No mês passado, o STJ tinha realizado o desmembramento do caso para a Justiça Estadual do Rio. A Procuradoria-Geral da República (PGR) apresentou um recurso pedindo que a ação fosse enviada para a Justiça Federal, aos cuidados do juiz Marcelo Bretas. Por isso, nesta quarta-feira, o relator da ação, ministro Benedito Gonçalves, acolheu o pedido e mandou o caso para Bretas.

Passarão a responder à ação na 7ª Vara Federal do Rio a esposa do governador afastado Helena Witzel, o ex-secretário Lucas Tristão, o empresário Mário Peixoto, Alessandro de Araújo Duarte, Cassiano Luiz da Silva, Juan Elias Neves de Paula, João Marcos Borges Mattos e Gothardo Lopes Netto. Eles são acusados de crimes de corrupção e lavagem de dinheiro, envolvendo desvios de recursos do setor da saúde.

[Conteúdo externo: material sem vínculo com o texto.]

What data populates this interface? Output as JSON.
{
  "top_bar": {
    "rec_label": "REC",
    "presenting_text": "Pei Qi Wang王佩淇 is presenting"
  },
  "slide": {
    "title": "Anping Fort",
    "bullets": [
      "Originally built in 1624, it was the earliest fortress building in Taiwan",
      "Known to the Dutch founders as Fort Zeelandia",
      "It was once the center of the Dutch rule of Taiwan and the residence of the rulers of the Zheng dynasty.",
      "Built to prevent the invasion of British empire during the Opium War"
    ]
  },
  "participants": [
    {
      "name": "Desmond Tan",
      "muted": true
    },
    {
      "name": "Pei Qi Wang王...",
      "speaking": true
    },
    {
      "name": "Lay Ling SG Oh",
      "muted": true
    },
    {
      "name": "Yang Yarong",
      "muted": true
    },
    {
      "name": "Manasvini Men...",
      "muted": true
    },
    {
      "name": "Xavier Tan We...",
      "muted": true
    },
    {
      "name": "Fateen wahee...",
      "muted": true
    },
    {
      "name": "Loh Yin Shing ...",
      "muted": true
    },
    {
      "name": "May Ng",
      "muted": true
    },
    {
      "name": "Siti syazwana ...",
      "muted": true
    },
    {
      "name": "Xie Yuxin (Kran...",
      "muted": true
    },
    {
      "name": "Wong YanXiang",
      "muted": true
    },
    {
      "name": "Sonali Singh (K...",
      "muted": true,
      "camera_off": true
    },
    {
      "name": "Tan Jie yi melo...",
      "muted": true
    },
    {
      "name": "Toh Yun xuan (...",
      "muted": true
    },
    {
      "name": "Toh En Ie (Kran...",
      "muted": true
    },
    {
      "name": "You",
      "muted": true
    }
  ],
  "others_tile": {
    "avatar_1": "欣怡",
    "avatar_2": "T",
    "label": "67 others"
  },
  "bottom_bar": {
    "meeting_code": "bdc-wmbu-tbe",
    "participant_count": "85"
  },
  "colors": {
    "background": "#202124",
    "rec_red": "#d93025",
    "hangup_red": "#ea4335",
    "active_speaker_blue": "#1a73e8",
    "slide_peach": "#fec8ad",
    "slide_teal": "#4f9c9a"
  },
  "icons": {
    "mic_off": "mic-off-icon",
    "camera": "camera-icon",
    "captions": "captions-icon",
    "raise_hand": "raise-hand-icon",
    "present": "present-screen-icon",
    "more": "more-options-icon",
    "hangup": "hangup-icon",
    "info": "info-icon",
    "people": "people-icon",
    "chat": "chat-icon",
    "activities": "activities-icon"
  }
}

A PGR argumentou que o empresário Mário Peixoto já tinha sido investigado perante a 7ª Vara Federal do Rio, por isso a ação deveria ficar lá. O ministro Benedito concordou com a argumentação.

Em nota, o advogado Patrick Berriel, que defende o empresário Cassiano Luiz, argumentou que a competência deveria ser da Justiça Estadual. "Já se passaram quase 50 dias e não se fixa a competência desse processo, o que é uma afronta ao princípio da dignidade da pessoa humana e da celeridade processual", afirmou. O advogado Ricardo Braga, que defende o empresário Alessandro Duarte, disse em nota que há "excesso de prazo e antecipação de pena" devido à prisão preventiva do seu cliente.